ハルは水花火

田作たづさ

ともりさん…」

今日も彼女は泣いている。

「ごめん、ハルさんごめんね。迷惑かけてごめん」

「そんな!迷惑だなんて思っていません!ただ灯さんが泣いていると私も悲しくて…」

彼のせいで泣いている。

「灯さん、今日も彼からあの話を?」

「うん…両親と話し合うべきだって。その通りだと思うけど、今のままじゃ駄目だって思うけど…私は彼の期待に応えられない。未だに私は両親を恐れているから。面と向かって話すことなんてできないよ。私って本当に駄目だ。私は自分が嫌いだし、許せない」

堅物でまっすぐな彼には分からないのだろう。世の中には、白と黒で割り切れない、混沌とした部分もあるということが。彼は気付いていないのだろう。自分の言葉がここまで灯さんを追い詰めているとは。
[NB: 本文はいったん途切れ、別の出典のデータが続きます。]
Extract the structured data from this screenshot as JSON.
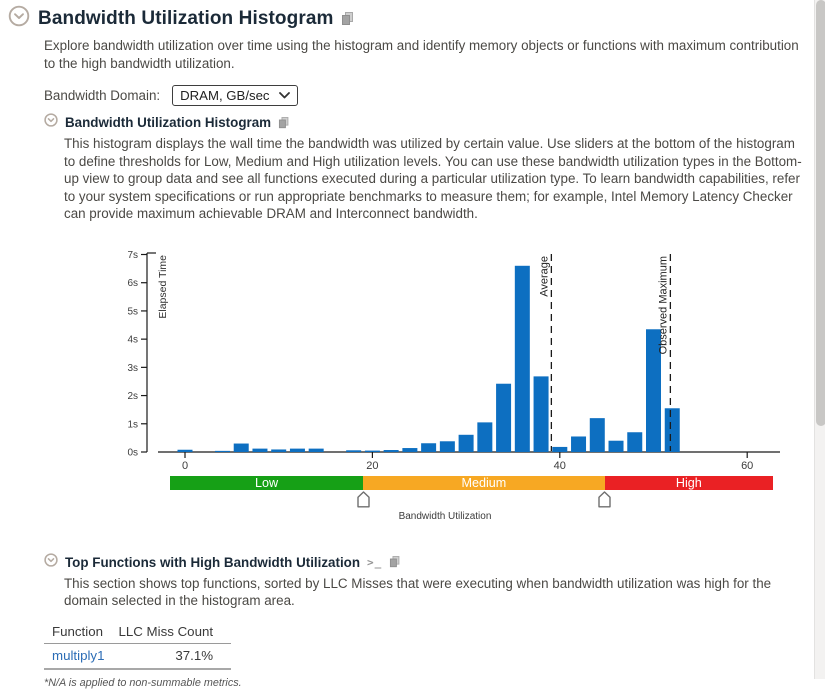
{
  "header": {
    "title": "Bandwidth Utilization Histogram",
    "description": "Explore bandwidth utilization over time using the histogram and identify memory objects or functions with maximum contribution to the high bandwidth utilization."
  },
  "bandwidth_domain": {
    "label": "Bandwidth Domain:",
    "selected": "DRAM, GB/sec"
  },
  "histogram_section": {
    "title": "Bandwidth Utilization Histogram",
    "description": "This histogram displays the wall time the bandwidth was utilized by certain value. Use sliders at the bottom of the histogram to define thresholds for Low, Medium and High utilization levels. You can use these bandwidth utilization types in the Bottom-up view to group data and see all functions executed during a particular utilization type. To learn bandwidth capabilities, refer to your system specifications or run appropriate benchmarks to measure them; for example, Intel Memory Latency Checker can provide maximum achievable DRAM and Interconnect bandwidth."
  },
  "chart_data": {
    "type": "bar",
    "title": "Bandwidth Utilization Histogram",
    "xlabel": "Bandwidth Utilization",
    "ylabel": "Elapsed Time",
    "bar_color": "#0d6fc1",
    "axis_color": "#1a1a1a",
    "xlim": [
      -3,
      63.5
    ],
    "ylim": [
      0,
      7
    ],
    "x_ticks": [
      0,
      20,
      40,
      60
    ],
    "y_ticks": [
      "0s",
      "1s",
      "2s",
      "3s",
      "4s",
      "5s",
      "6s",
      "7s"
    ],
    "bin_width": 2,
    "x": [
      0,
      2,
      4,
      6,
      8,
      10,
      12,
      14,
      16,
      18,
      20,
      22,
      24,
      26,
      28,
      30,
      32,
      34,
      36,
      38,
      40,
      42,
      44,
      46,
      48,
      50,
      52
    ],
    "values": [
      0.08,
      0,
      0.04,
      0.3,
      0.12,
      0.09,
      0.12,
      0.12,
      0,
      0.06,
      0.05,
      0.07,
      0.14,
      0.31,
      0.38,
      0.61,
      1.05,
      2.42,
      6.6,
      2.68,
      0.18,
      0.55,
      1.2,
      0.4,
      0.7,
      4.35,
      1.55
    ],
    "annotations": [
      {
        "label": "Average",
        "x": 39.1
      },
      {
        "label": "Observed Maximum",
        "x": 51.8
      }
    ],
    "thresholds": {
      "low_medium": 19.0,
      "medium_high": 44.8
    },
    "bands": [
      {
        "label": "Low",
        "color": "#16a016"
      },
      {
        "label": "Medium",
        "color": "#f7a823"
      },
      {
        "label": "High",
        "color": "#ea2124"
      }
    ]
  },
  "top_functions_section": {
    "title": "Top Functions with High Bandwidth Utilization",
    "description": "This section shows top functions, sorted by LLC Misses that were executing when bandwidth utilization was high for the domain selected in the histogram area.",
    "table": {
      "columns": {
        "c1": "Function",
        "c2": "LLC Miss Count"
      },
      "rows": [
        {
          "function": "multiply1",
          "llc_miss_count": "37.1%"
        }
      ]
    },
    "footnote": "*N/A is applied to non-summable metrics."
  }
}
「いつも正しい彼と一緒にいるのは辛い。正しさが心に刺さって苦しい。大好きなのに大嫌い。私の初恋の人。こんなことになるなら、初めから出会わなければ良かったのにね」

灯さんは力無く笑った。自身と今の状況を嘲笑するかのように。もう彼女の心は限界まできている。

もし結果として灯さんに嫌われたとしても…。

「灯さん…私に任せてもらえませんか?」

普段であれば、こんなリスクの高い道は選ばないけれど…。

「任せるって?どういう…」

灯さんは困惑した表情を浮かべる。